What this means practically is that it is possible to generate statically typed APIs for languages like C# and Java for the Google/HTTP interface. For instance, I can generate a C# interface from an HTTP-based WSDL description. The strongly-typed code is functionally identical to the SOAP version. The C# generated from the HTTP/WSDL can have exactly the same strongly typed interface as the C# for the SOAP/WSDL version.
Here is the strongly typed C# code to do a Google search. The only thing that has changed from the version shipped with the Google API is the class name:
PureXMLGoogleHTTPBinding s = new
PureXMLGoogleHTTPBinding();
// Invoke the search method
GoogleSearchResult r = s.doGoogleSearch(keyBox.Text,
searchBox.Text,
0, 1, false, "",
false, "", "", "");
Strong type checking (in C# and VB.NET) and easy API use (in a language like Python or Perl) are completely unrelated to the choice of protocol. It is .NET's WSDL and XML Schema features which handle the strong type checking, not its SOAP features. According to Don Box (one of the key inventors of SOAP), "At this point, I believe most SOAP plumbers have conceded that XML Schema will be the dominant type system and metadata format for interop."

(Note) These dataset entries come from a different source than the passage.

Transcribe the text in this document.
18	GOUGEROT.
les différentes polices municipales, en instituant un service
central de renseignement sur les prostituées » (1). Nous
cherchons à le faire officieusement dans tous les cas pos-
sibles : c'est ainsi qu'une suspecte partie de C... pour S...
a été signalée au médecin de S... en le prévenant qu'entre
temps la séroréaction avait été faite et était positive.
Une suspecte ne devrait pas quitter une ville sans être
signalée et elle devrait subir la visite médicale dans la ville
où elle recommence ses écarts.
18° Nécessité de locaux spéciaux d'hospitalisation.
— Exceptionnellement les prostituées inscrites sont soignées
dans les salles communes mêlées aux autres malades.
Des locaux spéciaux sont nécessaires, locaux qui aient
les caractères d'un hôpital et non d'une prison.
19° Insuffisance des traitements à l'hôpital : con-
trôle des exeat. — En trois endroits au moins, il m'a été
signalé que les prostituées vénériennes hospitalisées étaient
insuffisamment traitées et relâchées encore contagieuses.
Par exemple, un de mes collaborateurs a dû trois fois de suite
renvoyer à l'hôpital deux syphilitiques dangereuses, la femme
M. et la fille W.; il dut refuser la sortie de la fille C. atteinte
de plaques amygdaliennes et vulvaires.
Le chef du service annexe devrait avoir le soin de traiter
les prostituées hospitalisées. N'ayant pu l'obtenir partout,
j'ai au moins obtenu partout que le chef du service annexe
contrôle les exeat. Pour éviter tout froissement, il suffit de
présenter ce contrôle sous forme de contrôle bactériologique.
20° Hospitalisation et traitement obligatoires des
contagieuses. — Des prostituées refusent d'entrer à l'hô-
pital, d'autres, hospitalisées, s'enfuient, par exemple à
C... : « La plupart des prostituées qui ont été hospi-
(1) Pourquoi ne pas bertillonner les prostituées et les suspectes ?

HTTP works equally well with XML Schema, RELAX NG, Schematron and DT4DTDs because it strongly separates protocol data (which is in MIME format) from payload data (which is in XML).
In the spirit of truth in advertising, to get it actually working I did have to work around several bugs in Microsoft's WSDL toolkit. I hope that WSDL implementors will its HTTP binding seriously and implement it properly. Once the bugs are fixed, Microsoft's WSDL/HTTP interface to the service for C# and VB programmers will be the same in every detail as the WSDL/SOAP interface. This is true of any complete implementation of the WSDL specification because it is WSDL and XML Schema that define the service's interface, not SOAP.
In the meantime, the bugs really do not matter because Google ships a .NET interface to the service in its toolkit. Google could easily ship an HTTP-based interface. To client code there would be no difference. The same argument applies to the supplied Java binding. It would be relatively simple to ship an HTTP-based binding instead of the existing SOAP one.